Roslyn Primer – Part I: Anatomy of a Compiler

So, you’ve heard that VB (and C#) are open source now and you want to dive in and contribute. If you haven’t spent your life building compilers, you probably don’t know where to start. No worries, I’ll walk you through it. This post is the first of a series of blog posts focused on the Roslyn codebase. They’re intended as a primer for prototyping language features proposed on the VB Language Design repo; and contributing compiler and IDE features, and bug fixes on the Roslyn repo, both on GitHub. Despite the topic, these posts are written from the perspective of someone who’s never taken a course in compilers (I haven’t).

Phases of compilation

At a high level, here’s what happens:

  1. Scanning (also called lexing)
  2. Parsing
  3. Semantic Analysis (also called Binding)
  4. Lowering
  5. Emit

Some phases overlap and infringe on others a bit but that’s basically what the compiler is doing.

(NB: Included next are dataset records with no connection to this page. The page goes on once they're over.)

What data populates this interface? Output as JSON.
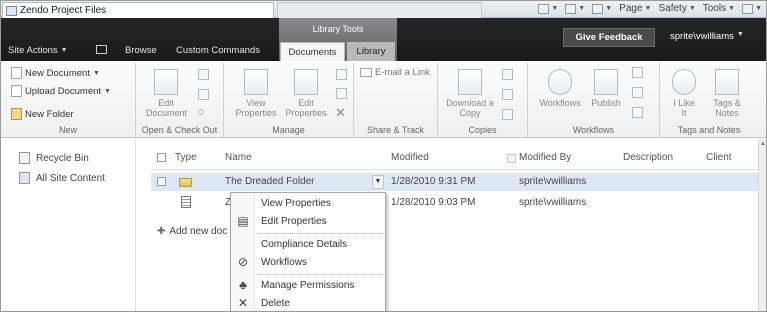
{
  "browser": {
    "tab_title": "Zendo Project Files",
    "commands": [
      {
        "label": "Page",
        "icon": "page-icon"
      },
      {
        "label": "Safety",
        "icon": "safety-icon"
      },
      {
        "label": "Tools",
        "icon": "tools-icon"
      }
    ]
  },
  "ribbon_header": {
    "site_actions": "Site Actions",
    "browse": "Browse",
    "custom_commands": "Custom Commands",
    "context_group": "Library Tools",
    "tab_documents": "Documents",
    "tab_library": "Library",
    "give_feedback": "Give Feedback",
    "user": "sprite\\vwilliams"
  },
  "ribbon": {
    "new_group": {
      "new_document": "New Document",
      "upload_document": "Upload Document",
      "new_folder": "New Folder",
      "label": "New"
    },
    "open_checkout": {
      "edit_document_1": "Edit",
      "edit_document_2": "Document",
      "label": "Open & Check Out"
    },
    "manage": {
      "view_1": "View",
      "view_2": "Properties",
      "edit_1": "Edit",
      "edit_2": "Properties",
      "label": "Manage"
    },
    "share_track": {
      "email_link": "E-mail a Link",
      "label": "Share & Track"
    },
    "copies": {
      "download_1": "Download a",
      "download_2": "Copy",
      "label": "Copies"
    },
    "workflows": {
      "workflows": "Workflows",
      "publish": "Publish",
      "label": "Workflows"
    },
    "tags_notes": {
      "ilike_1": "I Like",
      "ilike_2": "It",
      "tags_1": "Tags &",
      "tags_2": "Notes",
      "label": "Tags and Notes"
    }
  },
  "leftnav": {
    "recycle_bin": "Recycle Bin",
    "all_site_content": "All Site Content"
  },
  "list": {
    "columns": {
      "type": "Type",
      "name": "Name",
      "modified": "Modified",
      "modified_by": "Modified By",
      "description": "Description",
      "client": "Client"
    },
    "rows": [
      {
        "name": "The Dreaded Folder",
        "modified": "1/28/2010 9:31 PM",
        "modified_by": "sprite\\vwilliams"
      },
      {
        "name": "Z",
        "modified": "1/28/2010 9:03 PM",
        "modified_by": "sprite\\vwilliams"
      }
    ],
    "add_new": "Add new doc"
  },
  "context_menu": {
    "view_properties": "View Properties",
    "edit_properties": "Edit Properties",
    "compliance_details": "Compliance Details",
    "workflows": "Workflows",
    "manage_permissions": "Manage Permissions",
    "delete": "Delete"
  }
}
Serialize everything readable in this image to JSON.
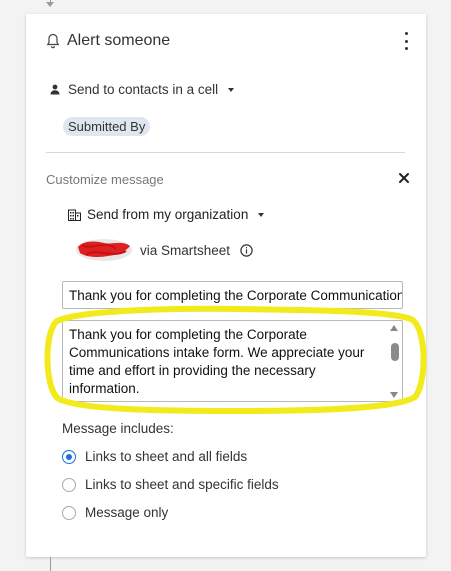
{
  "panel": {
    "title": "Alert someone",
    "recipients_label": "Send to contacts in a cell",
    "recipient_chip": "Submitted By"
  },
  "customize": {
    "section_label": "Customize message",
    "sender_label": "Send from my organization",
    "via_label": "via Smartsheet",
    "subject_value": "Thank you for completing the Corporate Communications intake form",
    "message_value": "Thank you for completing the Corporate Communications intake form. We appreciate your time and effort in providing the necessary information."
  },
  "includes": {
    "label": "Message includes:",
    "options": [
      {
        "label": "Links to sheet and all fields",
        "selected": true
      },
      {
        "label": "Links to sheet and specific fields",
        "selected": false
      },
      {
        "label": "Message only",
        "selected": false
      }
    ]
  },
  "colors": {
    "accent": "#1d6fe0",
    "highlight": "#f2ea1a",
    "redaction": "#e02020",
    "chip_bg": "#dfe6ef"
  },
  "icons": {
    "header": "bell-icon",
    "recipients": "person-icon",
    "sender": "building-icon",
    "info": "info-icon",
    "menu": "kebab-icon",
    "close": "close-icon"
  }
}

Compiling is a lot like reading

By analogy, when you read this blog post you look at a series of characters. You decide that some runs of letters form words, some is punctuation, some is whitespace. That’s what the scanner does. Then you decide that some punctuation groups things into a parenthetical, or a quotation, or terminates a sentence. Some dots are decimal points in numbers or abbreviations or initialisms. That’s what the parser does. Then you import your massive vocabulary of what words mean and look at all the words and decide what those words refer to and in combination what the sentences mean. Occasionally, you find a word with multiple meanings (overloaded terms) and you look at some amount of context to decide which of the multiple meanings is intended (like overload resolution). All of that assignment of meaning is semantic analysis. Lowering and emit don’t really have natural language equivalents other than perhaps translating from one language to another (think of it like translating an article from modern English to simplified English to another very primitive language).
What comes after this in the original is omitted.